Hier, le président des Etats-Unis a annoncé son plan de lutte contre le changement climatique. Il y annonce des investissements dans les énergies renouvelables pour alimenter 6 millions de maisons en 2020, des normes pour réduire la pollution des centrales à charbon et des poids lourd, des efforts pour limiter le gaspillage énergétique des foyers américains.
Voir le plan d’action en infographie
Le plan a été salué par la plupart des ONG environnementales qui y voient un signal que le changement climatique sera une priorité politique pour ce mandat présidentiel.
Le président a fait preuve de courage politique.
Le discours d’Obama se positionne clairement sur la réalité du réchauffement
planétaire et son impact mondial et sur les USA.
Il envoie un signal fort aux investisseurs comme quoi ils ont le soutien des pouvoirs publics pour investir dans la lutte contre le changement climatique et la transition énergétique. Il envoie par la même occasion un signal aux lobbies et intérêts privés surpuissants aux Etats-Unis et opposés à l’action climatique comme quoi ils se trompent et que investir dans la lutte contre les changements climatiques est bénéfique pour l’économie nationale.
Obama a aussi annoncé ne plus financer de centrales à charbon dans les pays en développement – excellente nouvelle à condition qu’elle soit assortie d’investissements accrus dans les énergies renouvelables dans ces mêmes pays.
En ce qui concerne le projet Keystone qui doit transporter des sables bitumineux du Canada vers les raffineries des côtes américaines : dans son discours, Obama a laissé entendre qu’il ne l’approuverait pas s’il avait des conséquences fortes sur le climat.
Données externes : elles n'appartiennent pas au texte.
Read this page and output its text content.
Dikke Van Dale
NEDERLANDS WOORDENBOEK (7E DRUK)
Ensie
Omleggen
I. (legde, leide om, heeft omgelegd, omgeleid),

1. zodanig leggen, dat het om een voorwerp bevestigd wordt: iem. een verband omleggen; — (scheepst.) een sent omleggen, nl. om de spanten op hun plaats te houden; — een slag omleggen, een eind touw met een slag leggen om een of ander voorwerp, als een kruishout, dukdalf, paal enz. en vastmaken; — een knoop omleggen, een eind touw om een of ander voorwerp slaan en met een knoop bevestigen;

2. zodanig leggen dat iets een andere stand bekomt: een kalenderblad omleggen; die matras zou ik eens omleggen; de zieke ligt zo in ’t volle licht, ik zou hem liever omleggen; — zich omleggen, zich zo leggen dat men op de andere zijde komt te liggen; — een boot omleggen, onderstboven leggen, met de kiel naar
C’est pour nous un acte courageux de confronter aussi directement l’industrie des énergies fossiles et nous espérons qu’il tiendra cet engagement.
Toutefois ce plan est largement insuffisant au regard des besoins à fournir pour maintenir le réchauffement sous un seuil acceptable.
Il n’y a pas grand chose de nouveau ou d’additionnel par rapport à des engagements pris par ailleurs : efficacité énergétique dans les bâtiments, fin des HFC, etc.
Le plan alloue 8 milliards de dollars aux "énergies fossiles avancées" iront financer des projets de capture et séquestration du carbone, des projets de gaz de schiste, et autres. Soit toujours et encore des énergies fossiles.
L’engagement pris de doubler la production d’électricité à base d’énergie renouvelable n’est pas spectaculaire – c’est un rythme de développement plus faible qu’au cours de son premier mandat.
Il ne fait que réaffirmer l’objectif faible de réduction de 17% des émissions par rapport à 2005 fixé à Copenhague, soit moins de 3% par rapport à 1990 (à titre comparatif, les européens se sont engagés à réduire leurs émissions de -20% par rapport aux niveaux de 1990 et leur engagement est également trop faible !).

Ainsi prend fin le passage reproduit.